Stillman, M. W., Whittaker, A. L. 2019. Use and efficacy of analgesic agents in sheep (Ovis aries) used in biomedical research. JAALAS 58(6), 755–766.

Sheep (Ovis aries) are widely used as large animal models in biomedical research. However, current literature on the use of analgesics in sheep generally focuses on an industry or farm level of use. This structured review evaluates use and efficacy of analgesics administered to sheep in a biomedical research setting. Electronic databases were searched with terms related to analgesia in research sheep. After application of exclusion criteria, 29 peer-reviewed publications were evaluated from 1995 to 2018. Drugs used for analgesia in sheep include opioids, α2 agonists, NSAID, local anesthetics, NMDA receptor antagonists, and calcium channel blockers.

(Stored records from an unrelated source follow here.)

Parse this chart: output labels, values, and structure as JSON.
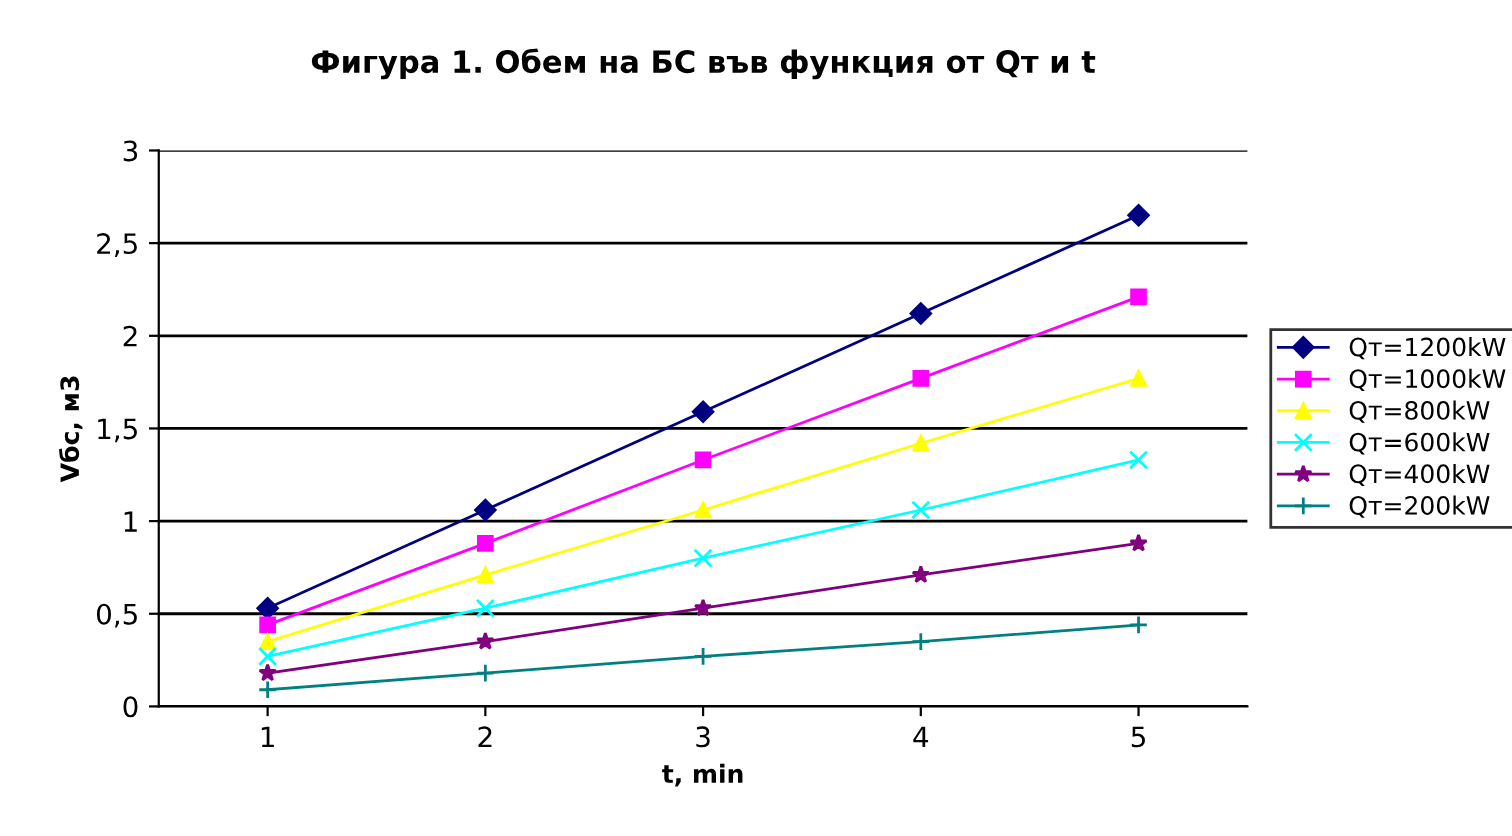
{
  "chart_data": {
    "type": "line",
    "title": "Фигура 1. Обем на БС във функция от Qт и t",
    "xlabel": "t, min",
    "ylabel": "Vбс, м3",
    "categories": [
      "1",
      "2",
      "3",
      "4",
      "5"
    ],
    "ylim": [
      0,
      3
    ],
    "yticks": [
      0,
      {
        "value": 0.5,
        "label": "0,5"
      },
      1,
      {
        "value": 1.5,
        "label": "1,5"
      },
      2,
      {
        "value": 2.5,
        "label": "2,5"
      },
      3
    ],
    "grid": "y",
    "legend": "right",
    "series": [
      {
        "name": "Qт=1200kW",
        "color": "#000080",
        "marker": "diamond",
        "values": [
          0.53,
          1.06,
          1.59,
          2.12,
          2.65
        ]
      },
      {
        "name": "Qт=1000kW",
        "color": "#ff00ff",
        "marker": "square",
        "values": [
          0.44,
          0.88,
          1.33,
          1.77,
          2.21
        ]
      },
      {
        "name": "Qт=800kW",
        "color": "#ffff00",
        "marker": "triangle",
        "values": [
          0.35,
          0.71,
          1.06,
          1.42,
          1.77
        ]
      },
      {
        "name": "Qт=600kW",
        "color": "#00ffff",
        "marker": "cross",
        "values": [
          0.27,
          0.53,
          0.8,
          1.06,
          1.33
        ]
      },
      {
        "name": "Qт=400kW",
        "color": "#800080",
        "marker": "star",
        "values": [
          0.18,
          0.35,
          0.53,
          0.71,
          0.88
        ]
      },
      {
        "name": "Qт=200kW",
        "color": "#008080",
        "marker": "plus",
        "values": [
          0.09,
          0.18,
          0.27,
          0.35,
          0.44
        ]
      }
    ]
  }
}
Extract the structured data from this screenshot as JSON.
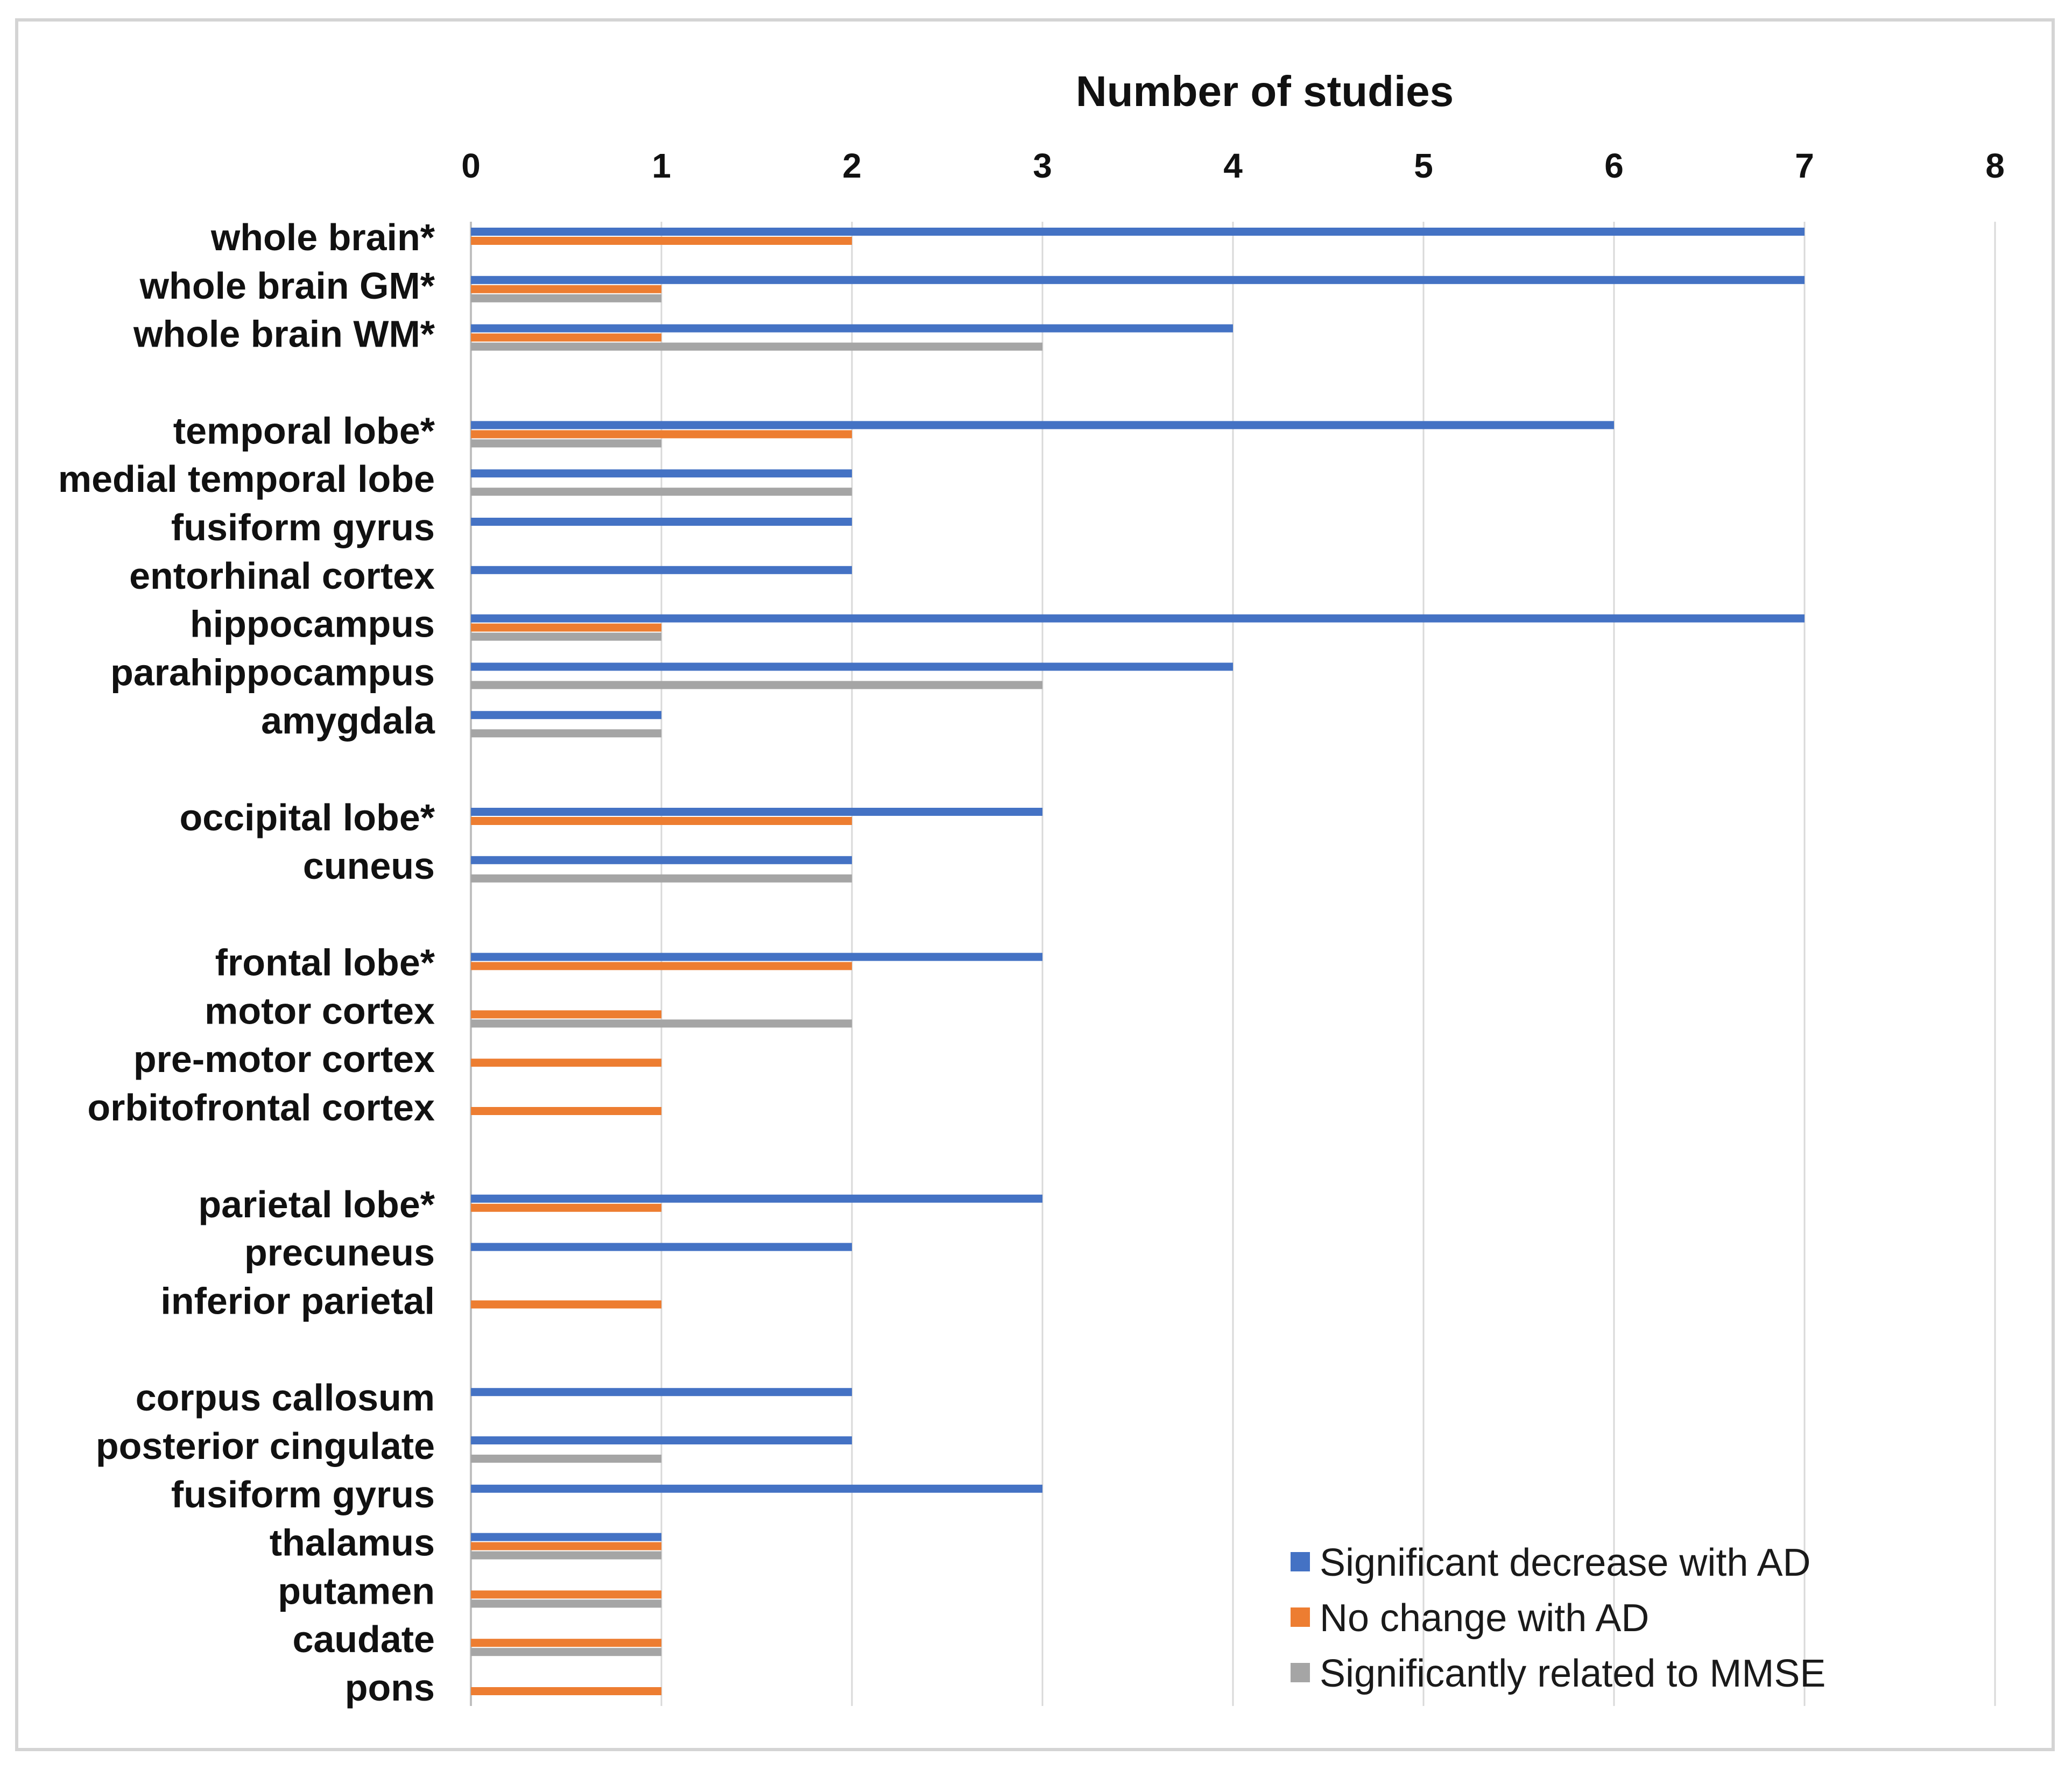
{
  "chart_data": {
    "type": "bar",
    "orientation": "horizontal",
    "title": "",
    "xlabel": "Number of studies",
    "ylabel": "",
    "xlim": [
      0,
      8
    ],
    "x_ticks": [
      "0",
      "1",
      "2",
      "3",
      "4",
      "5",
      "6",
      "7",
      "8"
    ],
    "grid": true,
    "legend_position": "bottom-right",
    "series": [
      {
        "name": "Significant decrease with AD",
        "color": "#4472C4"
      },
      {
        "name": "No change with AD",
        "color": "#ED7D31"
      },
      {
        "name": "Significantly related to MMSE",
        "color": "#A5A5A5"
      }
    ],
    "categories": [
      {
        "label": "whole brain*",
        "values": [
          7,
          2,
          0
        ]
      },
      {
        "label": "whole brain GM*",
        "values": [
          7,
          1,
          1
        ]
      },
      {
        "label": "whole brain WM*",
        "values": [
          4,
          1,
          3
        ]
      },
      {
        "label": "temporal lobe*",
        "values": [
          6,
          2,
          1
        ]
      },
      {
        "label": "medial temporal lobe",
        "values": [
          2,
          0,
          2
        ]
      },
      {
        "label": "fusiform gyrus",
        "values": [
          2,
          0,
          0
        ]
      },
      {
        "label": "entorhinal cortex",
        "values": [
          2,
          0,
          0
        ]
      },
      {
        "label": "hippocampus",
        "values": [
          7,
          1,
          1
        ]
      },
      {
        "label": "parahippocampus",
        "values": [
          4,
          0,
          3
        ]
      },
      {
        "label": "amygdala",
        "values": [
          1,
          0,
          1
        ]
      },
      {
        "label": "occipital lobe*",
        "values": [
          3,
          2,
          0
        ]
      },
      {
        "label": "cuneus",
        "values": [
          2,
          0,
          2
        ]
      },
      {
        "label": "frontal lobe*",
        "values": [
          3,
          2,
          0
        ]
      },
      {
        "label": "motor cortex",
        "values": [
          0,
          1,
          2
        ]
      },
      {
        "label": "pre-motor cortex",
        "values": [
          0,
          1,
          0
        ]
      },
      {
        "label": "orbitofrontal cortex",
        "values": [
          0,
          1,
          0
        ]
      },
      {
        "label": "parietal lobe*",
        "values": [
          3,
          1,
          0
        ]
      },
      {
        "label": "precuneus",
        "values": [
          2,
          0,
          0
        ]
      },
      {
        "label": "inferior parietal",
        "values": [
          0,
          1,
          0
        ]
      },
      {
        "label": "corpus callosum",
        "values": [
          2,
          0,
          0
        ]
      },
      {
        "label": "posterior cingulate",
        "values": [
          2,
          0,
          1
        ]
      },
      {
        "label": "fusiform gyrus",
        "values": [
          3,
          0,
          0
        ]
      },
      {
        "label": "thalamus",
        "values": [
          1,
          1,
          1
        ]
      },
      {
        "label": "putamen",
        "values": [
          0,
          1,
          1
        ]
      },
      {
        "label": "caudate",
        "values": [
          0,
          1,
          1
        ]
      },
      {
        "label": "pons",
        "values": [
          0,
          1,
          0
        ]
      }
    ]
  }
}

Opioid agonists have previously been considered short acting and of questionable efficacy in sheep, but newer modalities may provide effective analgesia. NSAID may exhibit an analgesic effect only when inflammatory pain is present and may not be beneficial for use in acute pain models. α2 agonists provide effective yet short-lived analgesia; however, side effects are of concern. Local anesthetics were previously widely used as stand-alone agents, as alternatives to the use of general anesthetics in sheep. These agents have since fallen out of favor as sole agents. Despite this, they provide a valuable analgesic effect when used as adjuncts to general anesthetic regimes. The NMDA antagonist ketamine provided good analgesia and is likely underutilized as an analgesic agent in sheep. Future controlled studies should further evaluate the analgesic properties of ketamine in sheep.